Whenever we tend to take our fit spiritual condition for granted, we tend to slaken off.  We got to this good place because we disciplined ourselves to practice such things as meditation and examination of conscience on a daily basis.  So now we may do some good activities, helpful to others, improving the world, but these take the place of our spritual practice.  We skip it for a day or two.  No meditation.  Nada.  We don't actually plan to skip the practice.  We simply get so involved in other things that we forget.  We pure of heart now need some humility.  Our lives begin to spiral downward.  We feel scattered, frazzled, and out of sorts.  So we decide to meditate to get that fit conditon back.  But it does not come back right away.  Scar tissue from wounds of neglect.  The moral?  You cannot easily retrieve what is poorly guarded.

Thursday, August 3, 2017

Called To Serve

When I was in the 8th grade I was elected President of our class.  I had only been in the school one year, so I thought this was a big deal, and I was a big deal.  I liked the title.  Then one day, the incorrigible Catholic boys in the classroom were so bad that the teacher left the room in tears and went to her office.  The girls in the class looked at me and said, "We elected you President.  Go and do something about this."  Yuke!  I don't want to do anything about this mess.  You see, I liked the ego boosting title, but when it came to being of some service in a difficult situation, I did not want that part of the job.  So be careful when someone gives you a title or you get elected to something.  It means a call to service.  Selfish, whiny people ought not take on these titles or jobs.  I have found it so.

Audio Talks

For those of you who listen to podcast type stuff when walking, exercising or whatever, you can now hear a couple of my talks on contemplative prayer.

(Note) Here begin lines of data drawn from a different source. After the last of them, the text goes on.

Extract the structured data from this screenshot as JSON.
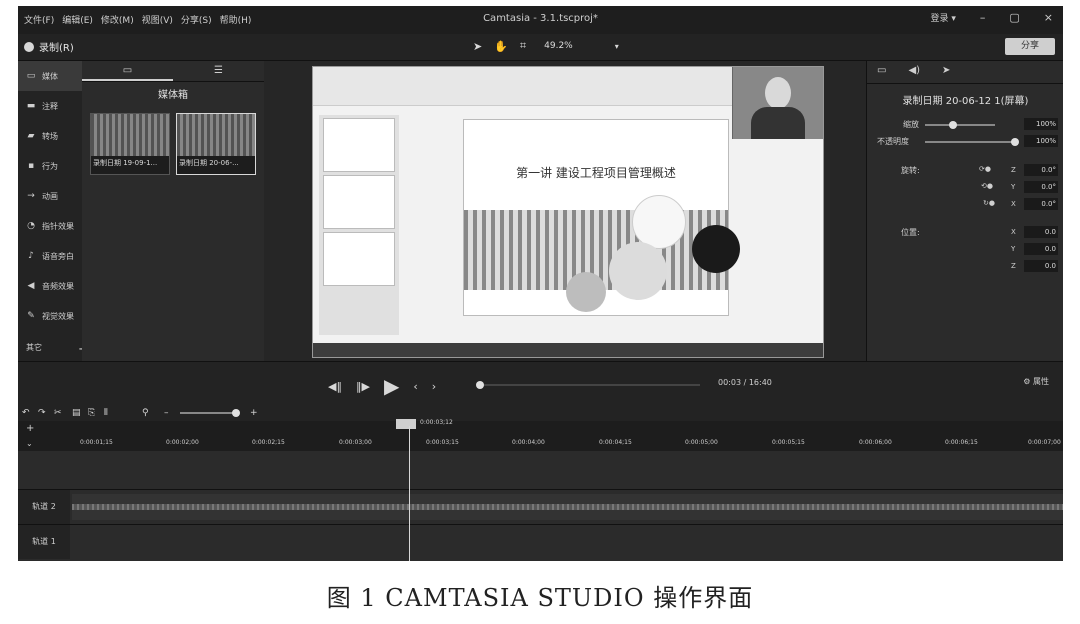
{
  "menu": [
    "文件(F)",
    "编辑(E)",
    "修改(M)",
    "视图(V)",
    "分享(S)",
    "帮助(H)"
  ],
  "window_title": "Camtasia - 3.1.tscproj*",
  "login_label": "登录 ▾",
  "window_controls": [
    "–",
    "▢",
    "×"
  ],
  "record_label": "录制(R)",
  "zoom_level": "49.2%",
  "share_label": "分享",
  "sidebar": [
    {
      "label": "媒体",
      "icon": "media-icon"
    },
    {
      "label": "注释",
      "icon": "annotation-icon"
    },
    {
      "label": "转场",
      "icon": "transition-icon"
    },
    {
      "label": "行为",
      "icon": "behavior-icon"
    },
    {
      "label": "动画",
      "icon": "animation-icon"
    },
    {
      "label": "指针效果",
      "icon": "cursor-effect-icon"
    },
    {
      "label": "语音旁白",
      "icon": "microphone-icon"
    },
    {
      "label": "音频效果",
      "icon": "audio-effect-icon"
    },
    {
      "label": "视觉效果",
      "icon": "visual-effect-icon"
    }
  ],
  "sidebar_more": "其它",
  "bin": {
    "heading": "媒体箱",
    "clips": [
      "录制日期 19-09-1...",
      "录制日期 20-06-..."
    ]
  },
  "slide": {
    "title": "第一讲 建设工程项目管理概述"
  },
  "properties": {
    "clip_name": "录制日期 20-06-12 1(屏幕)",
    "scale_label": "缩放",
    "scale_value": "100%",
    "opacity_label": "不透明度",
    "opacity_value": "100%",
    "rotation_label": "旋转:",
    "rotation": [
      {
        "axis": "Z",
        "value": "0.0°"
      },
      {
        "axis": "Y",
        "value": "0.0°"
      },
      {
        "axis": "X",
        "value": "0.0°"
      }
    ],
    "position_label": "位置:",
    "position": [
      {
        "axis": "X",
        "value": "0.0"
      },
      {
        "axis": "Y",
        "value": "0.0"
      },
      {
        "axis": "Z",
        "value": "0.0"
      }
    ]
  },
  "playback": {
    "time": "00:03 / 16:40",
    "properties_btn": "属性"
  },
  "timeline": {
    "playhead_time": "0:00:03;12",
    "ticks": [
      "0:00:01;15",
      "0:00:02;00",
      "0:00:02;15",
      "0:00:03;00",
      "0:00:03;15",
      "0:00:04;00",
      "0:00:04;15",
      "0:00:05;00",
      "0:00:05;15",
      "0:00:06;00",
      "0:00:06;15",
      "0:00:07;00"
    ],
    "tracks": [
      "轨道 2",
      "轨道 1"
    ]
  },
  "caption": "图 1   CAMTASIA  STUDIO 操作界面"
}
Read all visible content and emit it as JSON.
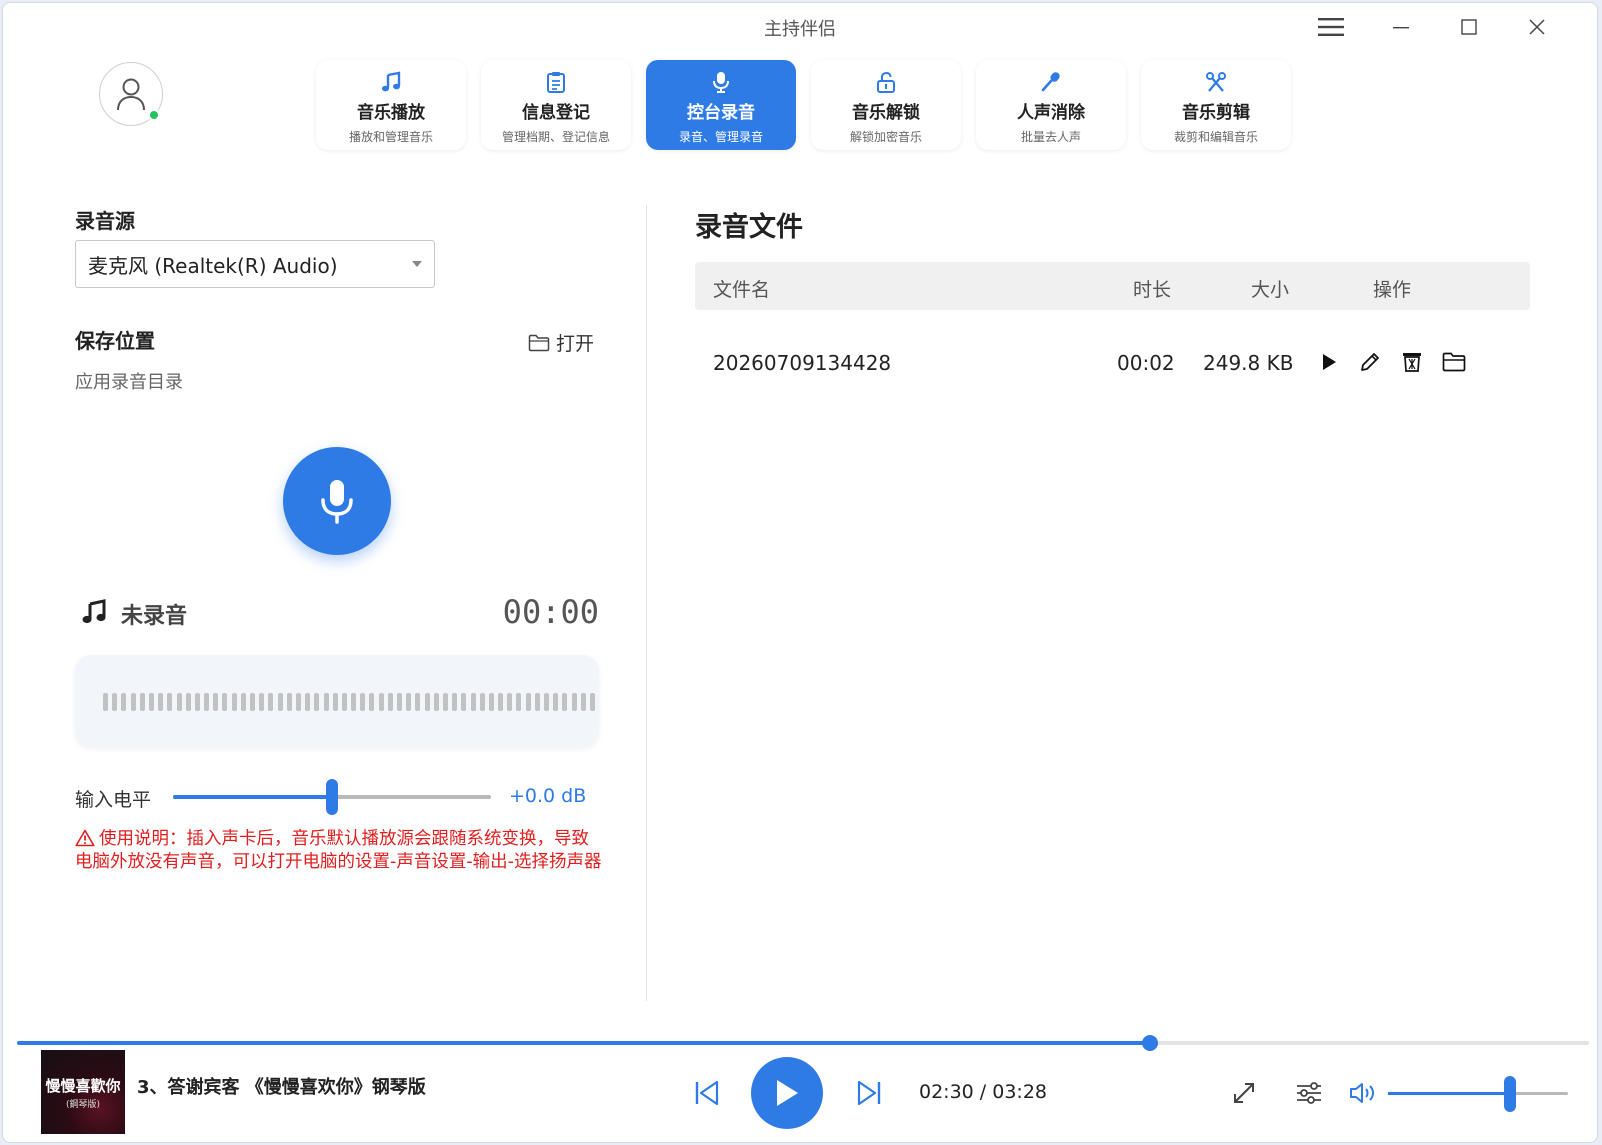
{
  "window": {
    "title": "主持伴侣"
  },
  "nav": {
    "tabs": [
      {
        "label": "音乐播放",
        "sub": "播放和管理音乐",
        "icon": "music-note-icon"
      },
      {
        "label": "信息登记",
        "sub": "管理档期、登记信息",
        "icon": "clipboard-icon"
      },
      {
        "label": "控台录音",
        "sub": "录音、管理录音",
        "icon": "microphone-icon",
        "active": true
      },
      {
        "label": "音乐解锁",
        "sub": "解锁加密音乐",
        "icon": "unlock-icon"
      },
      {
        "label": "人声消除",
        "sub": "批量去人声",
        "icon": "mic-pen-icon"
      },
      {
        "label": "音乐剪辑",
        "sub": "裁剪和编辑音乐",
        "icon": "scissors-icon"
      }
    ]
  },
  "recorder": {
    "source_label": "录音源",
    "source_value": "麦克风 (Realtek(R) Audio)",
    "save_label": "保存位置",
    "open_label": "打开",
    "save_dir": "应用录音目录",
    "status": "未录音",
    "timer": "00:00",
    "level_label": "输入电平",
    "level_value": "+0.0 dB",
    "level_fraction": 0.5,
    "warning": "使用说明：插入声卡后，音乐默认播放源会跟随系统变换，导致电脑外放没有声音，可以打开电脑的设置-声音设置-输出-选择扬声器"
  },
  "files": {
    "title": "录音文件",
    "columns": {
      "name": "文件名",
      "duration": "时长",
      "size": "大小",
      "actions": "操作"
    },
    "rows": [
      {
        "name": "20260709134428",
        "duration": "00:02",
        "size": "249.8 KB"
      }
    ]
  },
  "player": {
    "album_title": "慢慢喜歡你",
    "album_sub": "(鋼琴版)",
    "song": "3、答谢宾客  《慢慢喜欢你》钢琴版",
    "time": "02:30 / 03:28",
    "progress_fraction": 0.7207,
    "volume_fraction": 0.68
  },
  "colors": {
    "accent": "#2f7be5",
    "warning": "#e02020",
    "online": "#22c55e"
  }
}
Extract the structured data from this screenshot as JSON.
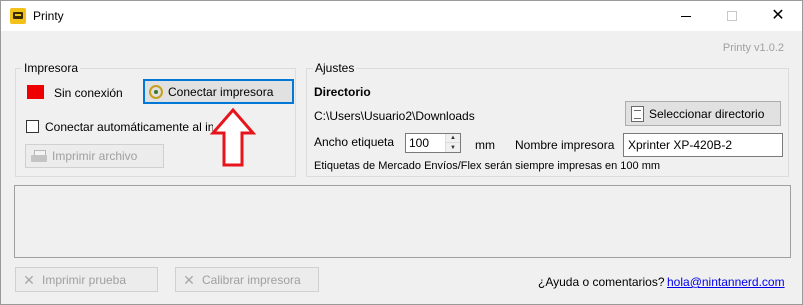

It is on soundcloud/frterrysspiritualstuff.  Note I am keeping the "spiritual stuff" logo as this is a way for me to remember where is what.  Happy listening. You might go to soundcloud.com and then find me that way.  What do I know.  I just do the talking.  And now someone wants to publish all my Maureen stories in a book.  So I have to find out where they are all located.  Two new ones are coming up in the not so distant future for you Maureen groupies.  I think she ends up in purgatory both times.

Wednesday, August 2, 2017

Fantasy Solution

Some of us find that working at recovering a spiritually fulfilling life is so hard that we tend to go into fantasy.  Fantasy is where we are super people, doing all kinds of wonderful things, naturally, with heroic effort.  We are wonderful, powerful, maybe beautiful, all without doing anything.  Our behavior changes instantly, in our minds and imaginations.  Such people, me included, need to be with others who can recall us to reality, not my reality, but the really real.  With the support of others, a community, I find that reality is not so bad that I need to escape to fantasy.  With others, I find that I am better than I think I am.  Alone, I tend to think I am worse, I guess, because that is when I escape to the unreal world of super person.  I am never very loving when there because I find it a bother to be helpful.  It interrupts my fantasy life.  Someone out there tell me that I am not abnormally crazy, but rather Normally Crazy.

Tuesday, August 1, 2017

The List Of Faults

A lot of us try to keep a list our our faults or character defects/shortcomings as a way to keep track of how we are doing on a daily basis.  I have my list but find that this "cataloguing" is very hard to remember.  I can review it at night, but it seems I don't access it when I need it during the day.  So what I try to do is focus on one thing: being loving in service to others, and making time for meditation.  If I am kind and loving in action, it does not matter what negative "catalogue" thoughts come into my mind.  I can ignore them if I am focused on that one thing: being loving and helpful.  The mediation time is to make sure that I don't over help and burn out.  At night, in my review of my day, I find that I have been less selfish, whiny, resentful and judgmental.  My heart is changed more by action than analysis.  It works for me.